Estimating the asymptotic variance
- In most cases, \(I\left( θ \right)\) cannot be found analytically.
- However,
\[I\left( θ \right)=-E\left( \frac{∂^2l_i\left( θ \right)}{∂θ∂θ'} \right)\]
- can be consistently estimated using
\[I_H\left( θ \right)=- \frac{1}{n}\sum_{i=1}^{n}{ \frac{∂^2l_i\left( θ \right)}{∂θ∂θ'} }\]
- which can be consistently estimated using \(I_H\left( {\hat{θ}}_{ML} \right)\) .
- Also,
\[I\left( θ \right)=E\left( \frac{∂l_i\left( θ \right)}{∂θ} \frac{∂l_i\left( θ \right)}{∂θ'} \right)=E\left( s_i\left( θ \right)s_i{\left( θ \right)}' \right)\]
- can be consistently estimated using
\[I_G\left( θ \right)= \frac{1}{n}\sum_{i=1}^{n}{ s_i\left( θ \right)s_i{\left( θ \right)}' }\]
- which can be consistently estimated using \(I_G\left( {\hat{θ}}_{ML} \right)\)
- We have two consistent estimators of \(I\left( θ \right)\) , \(I_H\left( {\hat{θ}}_{ML} \right)\) and \(I_G\left( {\hat{θ}}_{ML} \right)\) , where \(H\) stands for “Hessian” and \(G\) for “Gradient”. You can find many more.
- Result
\[{\hat{V}}_H=I_H{\left( {\hat{θ}}_{ML} \right)}^{-1}\]
- as well as
\[{\hat{V}}_G=I_G{\left( {\hat{θ}}_{ML} \right)}^{-1}\]
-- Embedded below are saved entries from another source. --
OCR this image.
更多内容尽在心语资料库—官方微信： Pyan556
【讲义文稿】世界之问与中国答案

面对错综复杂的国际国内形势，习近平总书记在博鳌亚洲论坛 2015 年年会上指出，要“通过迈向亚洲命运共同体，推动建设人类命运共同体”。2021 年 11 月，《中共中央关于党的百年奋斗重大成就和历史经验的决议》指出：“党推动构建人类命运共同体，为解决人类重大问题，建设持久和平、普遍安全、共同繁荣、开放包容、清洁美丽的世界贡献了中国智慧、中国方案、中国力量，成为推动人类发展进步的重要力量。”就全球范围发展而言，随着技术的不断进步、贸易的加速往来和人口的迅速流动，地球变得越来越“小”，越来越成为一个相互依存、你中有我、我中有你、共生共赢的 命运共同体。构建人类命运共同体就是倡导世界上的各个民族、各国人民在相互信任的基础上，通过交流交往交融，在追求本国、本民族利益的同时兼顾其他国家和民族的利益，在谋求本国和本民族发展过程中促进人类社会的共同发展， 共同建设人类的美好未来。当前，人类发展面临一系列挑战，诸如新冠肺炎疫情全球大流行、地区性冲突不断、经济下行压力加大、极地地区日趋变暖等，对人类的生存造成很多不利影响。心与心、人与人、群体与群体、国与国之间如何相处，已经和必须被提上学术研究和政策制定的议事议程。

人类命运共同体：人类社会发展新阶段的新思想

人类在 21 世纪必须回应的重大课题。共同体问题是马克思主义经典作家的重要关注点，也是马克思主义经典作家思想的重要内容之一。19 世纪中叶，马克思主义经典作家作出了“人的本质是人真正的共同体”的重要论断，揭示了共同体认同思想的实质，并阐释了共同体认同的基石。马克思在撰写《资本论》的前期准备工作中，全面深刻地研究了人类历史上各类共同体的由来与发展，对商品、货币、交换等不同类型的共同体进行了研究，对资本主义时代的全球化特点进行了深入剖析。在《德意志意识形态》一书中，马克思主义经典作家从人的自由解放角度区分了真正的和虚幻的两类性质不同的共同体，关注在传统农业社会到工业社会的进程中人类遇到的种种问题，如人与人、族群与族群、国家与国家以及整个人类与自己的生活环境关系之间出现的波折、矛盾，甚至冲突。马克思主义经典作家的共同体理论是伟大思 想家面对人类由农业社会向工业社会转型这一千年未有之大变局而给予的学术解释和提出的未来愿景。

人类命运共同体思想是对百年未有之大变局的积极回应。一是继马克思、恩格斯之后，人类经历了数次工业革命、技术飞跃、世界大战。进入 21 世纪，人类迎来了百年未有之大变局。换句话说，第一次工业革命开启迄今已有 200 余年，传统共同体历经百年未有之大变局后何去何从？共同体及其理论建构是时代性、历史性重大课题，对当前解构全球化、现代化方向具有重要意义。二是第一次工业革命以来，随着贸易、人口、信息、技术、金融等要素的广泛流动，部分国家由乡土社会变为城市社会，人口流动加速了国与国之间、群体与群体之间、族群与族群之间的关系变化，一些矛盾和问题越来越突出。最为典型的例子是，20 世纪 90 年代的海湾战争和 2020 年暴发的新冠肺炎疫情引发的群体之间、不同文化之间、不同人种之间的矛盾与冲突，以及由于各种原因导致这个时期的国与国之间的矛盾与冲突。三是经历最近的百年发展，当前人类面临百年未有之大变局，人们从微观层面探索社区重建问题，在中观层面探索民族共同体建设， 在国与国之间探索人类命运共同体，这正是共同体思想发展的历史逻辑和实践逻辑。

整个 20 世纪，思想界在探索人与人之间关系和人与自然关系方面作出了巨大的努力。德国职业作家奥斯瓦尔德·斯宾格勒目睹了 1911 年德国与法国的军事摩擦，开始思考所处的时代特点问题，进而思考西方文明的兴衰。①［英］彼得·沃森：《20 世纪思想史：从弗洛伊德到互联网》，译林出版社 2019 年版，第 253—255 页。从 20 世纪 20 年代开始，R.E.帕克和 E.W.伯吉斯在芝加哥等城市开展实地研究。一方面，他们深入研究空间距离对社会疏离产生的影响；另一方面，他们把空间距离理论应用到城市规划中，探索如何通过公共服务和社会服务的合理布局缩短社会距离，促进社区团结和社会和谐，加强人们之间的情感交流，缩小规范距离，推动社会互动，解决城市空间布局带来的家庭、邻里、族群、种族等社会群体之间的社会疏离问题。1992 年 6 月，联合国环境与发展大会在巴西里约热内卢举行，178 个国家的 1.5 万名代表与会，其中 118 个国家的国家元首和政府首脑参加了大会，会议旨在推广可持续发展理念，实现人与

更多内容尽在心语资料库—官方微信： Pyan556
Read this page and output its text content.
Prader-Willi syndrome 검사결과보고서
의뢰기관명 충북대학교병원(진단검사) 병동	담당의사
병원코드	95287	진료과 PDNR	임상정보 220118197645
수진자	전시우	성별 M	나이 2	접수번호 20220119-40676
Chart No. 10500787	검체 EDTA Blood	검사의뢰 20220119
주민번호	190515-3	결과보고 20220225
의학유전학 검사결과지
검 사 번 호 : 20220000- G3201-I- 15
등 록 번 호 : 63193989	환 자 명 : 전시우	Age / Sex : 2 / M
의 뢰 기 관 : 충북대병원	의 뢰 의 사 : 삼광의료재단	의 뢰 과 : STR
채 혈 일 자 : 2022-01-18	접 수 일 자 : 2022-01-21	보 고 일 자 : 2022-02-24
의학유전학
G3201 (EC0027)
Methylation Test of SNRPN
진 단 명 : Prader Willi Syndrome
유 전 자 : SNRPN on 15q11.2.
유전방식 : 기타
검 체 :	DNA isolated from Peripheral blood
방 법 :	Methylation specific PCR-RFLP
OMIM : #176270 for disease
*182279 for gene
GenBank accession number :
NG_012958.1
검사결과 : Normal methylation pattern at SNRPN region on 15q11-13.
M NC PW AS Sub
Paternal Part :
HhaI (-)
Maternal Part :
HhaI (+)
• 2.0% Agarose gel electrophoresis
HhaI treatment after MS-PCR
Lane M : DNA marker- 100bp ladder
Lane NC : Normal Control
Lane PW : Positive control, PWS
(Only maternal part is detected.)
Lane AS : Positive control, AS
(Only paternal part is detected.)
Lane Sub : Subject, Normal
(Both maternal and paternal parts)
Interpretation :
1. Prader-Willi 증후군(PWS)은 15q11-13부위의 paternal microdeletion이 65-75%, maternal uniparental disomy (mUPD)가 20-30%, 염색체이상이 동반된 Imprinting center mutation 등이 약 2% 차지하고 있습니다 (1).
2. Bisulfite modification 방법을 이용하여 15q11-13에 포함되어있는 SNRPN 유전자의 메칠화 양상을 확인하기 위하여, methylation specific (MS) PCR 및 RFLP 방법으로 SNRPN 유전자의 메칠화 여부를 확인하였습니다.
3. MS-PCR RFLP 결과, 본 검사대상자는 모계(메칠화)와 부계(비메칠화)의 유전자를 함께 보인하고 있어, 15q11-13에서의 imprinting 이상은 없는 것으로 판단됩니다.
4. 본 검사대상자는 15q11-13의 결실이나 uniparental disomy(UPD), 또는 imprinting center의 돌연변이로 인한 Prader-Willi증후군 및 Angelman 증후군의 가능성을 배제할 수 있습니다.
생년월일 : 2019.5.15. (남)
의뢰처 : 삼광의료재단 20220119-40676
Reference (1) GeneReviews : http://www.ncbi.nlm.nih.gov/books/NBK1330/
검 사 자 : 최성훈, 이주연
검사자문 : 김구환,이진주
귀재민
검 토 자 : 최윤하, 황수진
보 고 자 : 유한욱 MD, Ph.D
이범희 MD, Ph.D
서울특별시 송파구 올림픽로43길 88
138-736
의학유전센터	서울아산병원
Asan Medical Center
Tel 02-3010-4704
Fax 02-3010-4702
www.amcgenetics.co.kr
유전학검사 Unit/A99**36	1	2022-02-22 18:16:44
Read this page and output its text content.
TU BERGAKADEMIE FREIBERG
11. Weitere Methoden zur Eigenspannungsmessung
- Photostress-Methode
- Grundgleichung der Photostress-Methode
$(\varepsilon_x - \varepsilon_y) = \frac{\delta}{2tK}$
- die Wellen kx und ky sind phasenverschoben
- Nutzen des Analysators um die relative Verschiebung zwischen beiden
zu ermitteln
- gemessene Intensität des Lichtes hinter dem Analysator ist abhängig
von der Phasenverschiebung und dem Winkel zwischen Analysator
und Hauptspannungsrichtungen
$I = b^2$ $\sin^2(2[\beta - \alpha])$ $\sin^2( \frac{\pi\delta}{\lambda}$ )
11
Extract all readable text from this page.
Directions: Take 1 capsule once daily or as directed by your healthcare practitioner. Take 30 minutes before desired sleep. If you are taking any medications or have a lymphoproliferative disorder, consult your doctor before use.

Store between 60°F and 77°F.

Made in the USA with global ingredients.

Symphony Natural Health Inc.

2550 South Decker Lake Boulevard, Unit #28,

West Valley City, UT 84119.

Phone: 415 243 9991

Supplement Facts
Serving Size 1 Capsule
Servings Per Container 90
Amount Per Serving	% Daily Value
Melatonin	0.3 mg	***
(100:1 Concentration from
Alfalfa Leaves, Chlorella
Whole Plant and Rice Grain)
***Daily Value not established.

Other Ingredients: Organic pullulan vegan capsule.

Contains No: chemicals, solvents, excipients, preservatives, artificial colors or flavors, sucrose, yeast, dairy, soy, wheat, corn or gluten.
- are consistent estimators of the asympotic variance \(V\) , the variance of \(\sqrt{n}\left( {\hat{θ}}_{ML}-θ \right)\) as \(n→∞\) .
- Result: approximately for \(n\) large,
\[{\hat{θ}}_{ML} \sim N\left( θ,n^{-1}{\hat{V}}_H \right)\]
- and
\[{\hat{θ}}_{ML} \sim N\left( θ,n^{-1}{\hat{V}}_G \right)\]
- \({\hat{V}}_H\) and \({\hat{V}}_G\) can be calculated numerically.